I am wondering why these two lines of code at the bottom, which seem to
say the same thing, produce different results.

text is simply a long string.

words = text.scan(/\w+/)

stop_words = %w{the a by on for of are with just but and to the my I has
some in}
key_words = text.split{/\w../}.select{|word| !stop_words.include?(word)}

# This line of code results in a higher percentrage of key words to stop
words 76.58%
key_words_to_stop_words = ((key_words.length.to_f /
text.split{/\w../}.count.to_f) * 100)
# This line has been rendered as a comment, but produces 75.13% when run
through ruby
# key_words_to_stop_words = ((key_words.length.to_f/ words.length.to_f)
* 100)

puts "#{key_words_to_stop_words} % of key words."

···

--
Posted via http://www.ruby-forum.com/.

String#split doesn't receive a block to specify where to split.
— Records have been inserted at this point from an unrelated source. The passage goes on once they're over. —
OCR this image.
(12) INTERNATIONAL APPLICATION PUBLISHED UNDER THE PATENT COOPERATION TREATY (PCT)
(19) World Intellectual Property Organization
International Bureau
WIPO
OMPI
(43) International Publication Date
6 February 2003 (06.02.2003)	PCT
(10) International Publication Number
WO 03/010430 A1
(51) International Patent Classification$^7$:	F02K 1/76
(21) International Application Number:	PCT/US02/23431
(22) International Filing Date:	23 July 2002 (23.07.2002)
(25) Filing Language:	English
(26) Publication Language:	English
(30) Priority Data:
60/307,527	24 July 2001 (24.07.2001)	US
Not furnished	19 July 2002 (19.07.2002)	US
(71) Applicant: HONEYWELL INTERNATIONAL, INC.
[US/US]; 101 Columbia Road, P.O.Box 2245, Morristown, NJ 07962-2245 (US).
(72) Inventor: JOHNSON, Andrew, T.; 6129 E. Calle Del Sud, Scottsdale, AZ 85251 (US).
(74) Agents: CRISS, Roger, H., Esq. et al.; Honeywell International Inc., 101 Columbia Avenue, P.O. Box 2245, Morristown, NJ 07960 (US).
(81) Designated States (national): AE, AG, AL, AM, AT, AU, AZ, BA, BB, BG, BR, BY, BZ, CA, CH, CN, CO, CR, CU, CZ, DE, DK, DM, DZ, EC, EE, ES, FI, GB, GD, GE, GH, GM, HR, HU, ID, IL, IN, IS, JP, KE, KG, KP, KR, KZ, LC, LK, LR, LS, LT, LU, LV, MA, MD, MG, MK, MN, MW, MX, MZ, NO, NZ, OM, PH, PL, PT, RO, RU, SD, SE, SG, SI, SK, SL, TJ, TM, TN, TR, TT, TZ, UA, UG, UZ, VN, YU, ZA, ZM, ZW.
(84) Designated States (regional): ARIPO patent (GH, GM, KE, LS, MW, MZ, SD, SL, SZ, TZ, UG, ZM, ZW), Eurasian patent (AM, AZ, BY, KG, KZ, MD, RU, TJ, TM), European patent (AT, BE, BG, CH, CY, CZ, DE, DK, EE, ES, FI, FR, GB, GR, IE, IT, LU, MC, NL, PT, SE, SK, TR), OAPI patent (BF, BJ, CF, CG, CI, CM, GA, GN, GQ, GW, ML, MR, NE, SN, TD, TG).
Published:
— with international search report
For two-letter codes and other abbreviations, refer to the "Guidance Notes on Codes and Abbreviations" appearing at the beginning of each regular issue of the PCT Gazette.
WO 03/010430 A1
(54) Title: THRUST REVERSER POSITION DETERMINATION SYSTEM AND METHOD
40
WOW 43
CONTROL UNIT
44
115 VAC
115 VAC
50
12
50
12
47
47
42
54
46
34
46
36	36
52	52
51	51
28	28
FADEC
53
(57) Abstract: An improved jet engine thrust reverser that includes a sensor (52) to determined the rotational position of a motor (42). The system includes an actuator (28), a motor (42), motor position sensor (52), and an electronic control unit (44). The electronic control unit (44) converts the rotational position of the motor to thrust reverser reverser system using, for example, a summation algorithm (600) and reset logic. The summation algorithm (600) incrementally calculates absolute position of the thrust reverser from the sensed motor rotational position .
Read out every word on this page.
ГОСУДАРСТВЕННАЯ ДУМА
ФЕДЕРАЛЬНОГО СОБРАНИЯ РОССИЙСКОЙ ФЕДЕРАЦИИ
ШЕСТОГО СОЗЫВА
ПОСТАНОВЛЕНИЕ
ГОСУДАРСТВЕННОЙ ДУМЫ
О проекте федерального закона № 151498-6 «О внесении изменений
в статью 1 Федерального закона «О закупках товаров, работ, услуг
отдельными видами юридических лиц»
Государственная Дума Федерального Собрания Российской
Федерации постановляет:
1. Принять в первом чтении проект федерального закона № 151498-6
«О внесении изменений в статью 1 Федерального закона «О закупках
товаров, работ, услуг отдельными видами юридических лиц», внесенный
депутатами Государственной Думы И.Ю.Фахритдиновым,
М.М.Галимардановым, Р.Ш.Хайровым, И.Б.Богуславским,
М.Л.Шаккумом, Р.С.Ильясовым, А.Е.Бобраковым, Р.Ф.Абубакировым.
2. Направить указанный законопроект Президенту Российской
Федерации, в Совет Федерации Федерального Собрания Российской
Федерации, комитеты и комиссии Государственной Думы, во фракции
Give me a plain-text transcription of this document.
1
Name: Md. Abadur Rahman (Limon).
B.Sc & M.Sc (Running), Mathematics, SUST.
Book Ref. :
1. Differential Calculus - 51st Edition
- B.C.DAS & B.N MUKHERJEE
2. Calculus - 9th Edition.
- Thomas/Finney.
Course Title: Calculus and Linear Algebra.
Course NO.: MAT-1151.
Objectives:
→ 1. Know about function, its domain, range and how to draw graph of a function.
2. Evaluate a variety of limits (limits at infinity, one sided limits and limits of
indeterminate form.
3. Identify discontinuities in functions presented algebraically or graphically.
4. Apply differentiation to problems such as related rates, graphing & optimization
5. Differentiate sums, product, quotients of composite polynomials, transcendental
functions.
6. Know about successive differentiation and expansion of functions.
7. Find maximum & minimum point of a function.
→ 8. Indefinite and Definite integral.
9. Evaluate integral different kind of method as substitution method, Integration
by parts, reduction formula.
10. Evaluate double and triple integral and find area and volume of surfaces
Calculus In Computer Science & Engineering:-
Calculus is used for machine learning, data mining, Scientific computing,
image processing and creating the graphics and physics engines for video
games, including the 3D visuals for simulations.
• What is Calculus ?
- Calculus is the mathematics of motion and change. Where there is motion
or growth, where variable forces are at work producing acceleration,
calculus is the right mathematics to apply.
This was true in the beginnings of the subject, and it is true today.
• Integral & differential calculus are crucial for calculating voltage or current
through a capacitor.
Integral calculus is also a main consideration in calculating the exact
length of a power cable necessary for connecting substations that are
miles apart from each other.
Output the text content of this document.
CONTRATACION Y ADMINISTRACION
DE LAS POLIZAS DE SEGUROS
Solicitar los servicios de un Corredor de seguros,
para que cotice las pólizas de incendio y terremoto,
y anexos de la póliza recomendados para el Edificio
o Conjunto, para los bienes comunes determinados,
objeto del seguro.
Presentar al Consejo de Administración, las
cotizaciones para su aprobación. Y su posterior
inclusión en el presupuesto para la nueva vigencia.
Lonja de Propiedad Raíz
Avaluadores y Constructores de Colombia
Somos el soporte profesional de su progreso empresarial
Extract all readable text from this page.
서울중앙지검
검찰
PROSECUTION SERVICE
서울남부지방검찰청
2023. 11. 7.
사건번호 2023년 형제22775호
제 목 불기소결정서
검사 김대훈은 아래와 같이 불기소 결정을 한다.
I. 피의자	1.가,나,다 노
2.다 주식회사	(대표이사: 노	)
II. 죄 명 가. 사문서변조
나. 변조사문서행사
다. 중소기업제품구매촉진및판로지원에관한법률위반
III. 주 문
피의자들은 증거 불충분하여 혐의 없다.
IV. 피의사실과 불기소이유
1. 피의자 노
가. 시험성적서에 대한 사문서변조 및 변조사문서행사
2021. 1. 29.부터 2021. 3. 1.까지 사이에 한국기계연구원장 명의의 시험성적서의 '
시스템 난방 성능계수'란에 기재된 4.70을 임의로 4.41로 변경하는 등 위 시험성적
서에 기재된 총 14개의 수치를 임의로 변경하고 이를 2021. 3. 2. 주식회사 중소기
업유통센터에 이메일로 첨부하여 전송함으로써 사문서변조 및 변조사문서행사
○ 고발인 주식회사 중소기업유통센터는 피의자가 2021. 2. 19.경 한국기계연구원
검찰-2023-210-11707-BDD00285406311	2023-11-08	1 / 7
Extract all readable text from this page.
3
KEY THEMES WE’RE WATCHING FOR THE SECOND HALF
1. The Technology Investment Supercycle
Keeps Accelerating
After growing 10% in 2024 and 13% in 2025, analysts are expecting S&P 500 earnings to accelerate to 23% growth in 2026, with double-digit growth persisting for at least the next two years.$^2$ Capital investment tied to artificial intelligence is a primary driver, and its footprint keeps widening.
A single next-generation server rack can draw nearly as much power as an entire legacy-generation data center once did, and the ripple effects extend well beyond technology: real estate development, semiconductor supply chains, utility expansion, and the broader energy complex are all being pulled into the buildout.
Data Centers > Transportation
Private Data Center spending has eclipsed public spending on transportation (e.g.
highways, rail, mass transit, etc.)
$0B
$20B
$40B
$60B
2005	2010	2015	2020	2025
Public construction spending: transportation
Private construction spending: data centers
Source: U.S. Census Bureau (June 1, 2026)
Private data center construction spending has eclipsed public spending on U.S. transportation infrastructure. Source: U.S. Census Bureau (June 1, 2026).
So

text.split {/\w../} is the same as text.split, which splits the text
by whitespace.

1.9.2p290 :008 > text = "one, two.three four five"
=> "one, two.three four five"
1.9.2p290 :009 > text.scan(/\w+/)
=> ["one", "two", "three", "four", "five"]
1.9.2p290 :010 > text.split
=> ["one,", "two.three", "four", "five"]

Jesus.

···

On Fri, Feb 8, 2013 at 7:48 AM, Tom Stut <lists@ruby-forum.com> wrote:

I am wondering why these two lines of code at the bottom, which seem to
say the same thing, produce different results.

text is simply a long string.

words = text.scan(/\w+/)

stop_words = %w{the a by on for of are with just but and to the my I has
some in}
key_words = text.split{/\w../}.select{|word| !stop_words.include?(word)}

# This line of code results in a higher percentrage of key words to stop
words 76.58%
key_words_to_stop_words = ((key_words.length.to_f /
text.split{/\w../}.count.to_f) * 100)
# This line has been rendered as a comment, but produces 75.13% when run
through ruby
# key_words_to_stop_words = ((key_words.length.to_f/ words.length.to_f)
* 100)

puts "#{key_words_to_stop_words} % of key words."

This:

words = text.scan(/\w+/)

"Now is the winter of our discontent".scan(/\w+/)
=> ["Now", "is", "the", "winter", "of", "our", "discontent"]

is not the same as this:

text.split(/\w../)

"Now is the winter of our discontent".split(/\w../)
=> ["", " ", "", " ", "", " ", "", " ", "", "", "t"]